The reign of Yehoshaphat was a golden age compared with the reigns of the kings who came before and after him. However, "As yet, the people had not directed their hearts to the God of their fathers" (v 33) - the repair was far from complete, and the people would have to endure harsh times in order to bring it about. The close of Yehoshaphat's reign was marred by his alliance with Ahab's son Ahaziahu, with whom he embarked on a luckless joint trading venture (vv 35-7).


One of the striking features of the story of the kings of Judah is how a saintly king was often succeeded by a very wicked king, and vice verse. The reign of Yehoshaphat's firstborn son and successor Yehoram was marred from the outset when he killed all his brothers in order to eliminate any possible contenders to the throne. Yehoram was obviously following in the ways of the kings of Israel, being married to the wicked Athaliah, who was the daughter of King Ahab (verse 6 in our present chapter, and see next chapter v 3, where Athaliah is called the daughter of Omri, who was Ahab's father, and who in all probability raised her, see Metzudas David there). Yehoram himself led the people astray into idolatry (v 11).

After Isaac gave his blessings to Jacob rather than Esau, he consoled the latter by saying that if Jacob's descendants would veer from the Torah, Esau would break their yoke from upon his neck (see Rashi on Gen. 27:40). Eight kings had ruled over Edom before there was a king in Israel (ibid. 36:31) but from the time when the Children of Israel became united under Saul , Edom lost its independence and was subject to an Israelite garrison in their territory. Edom remained subject to Israelite rule during the reigns of eight kings: Saul, Ish-Bosheth, David, Solomon, Rehav'am, Avi-yah, Asa and Yehoshaphat. However, when Yehoram led Judah away from the Torah, this opened the way for the Edomites to rebel, and they have not been subjugated until today (our chapter vv 8-10; see Rashi on Gen. 27:40; cf. I Kings 22:48 and Rashi there).

"And there came to him a letter from Elijah the Prophet" (v 12). From the fact that Elijah's disciple Elisha was prophesying independently during the reign of Yehoshaphat (II Kings 3:11) we may learn that Elijah had already ascended to heaven prior to the reign of Yehoshaphat's son Yehoram. In the words of RaDaK on our present chapter v 12: "This letter came after Elijah's ascent to heaven. What happened is that Elijah was revealed through prophetic spirit to one of the prophets and he put in his mouth the words of this letter and told him to put them in writing and to bring the letter to Yehoram telling him that this letter was sent to him by Elijah in order that Yehoram would believe that it came to him from heaven in the hope that he would humble his heart and understand that he had done great evil." [The phrase in verse 12, "A letter from Elijah", MICHTAV MI-ELIAHU, was taken as the title of a major latter-day work on Torah "Hashkafa" - worldview and outlook - by the late saintly Rabbi Eliahu Dessler, 1892-1953.]

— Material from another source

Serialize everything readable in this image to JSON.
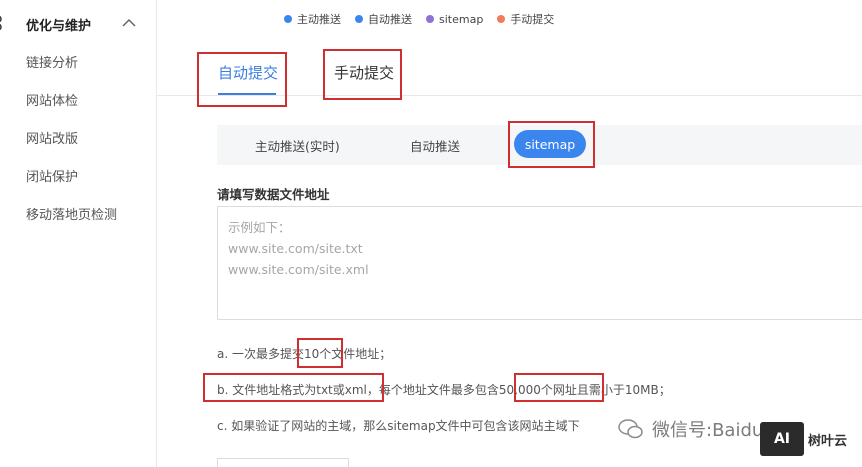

The illness that had taken hold of Judah was because they had failed to eliminate idolatry from their midst, and this spiritual illness was reflected in the terrible physical disease that gripped King Yehoram in his very bowels, the organ of elimination, which became so morbid that they literally burst. Yehoram died just as he had lived - BE-LO CHEMDAH, without any joy and delight - and the legacy of turmoil he left after him almost brought the House of David to extinction.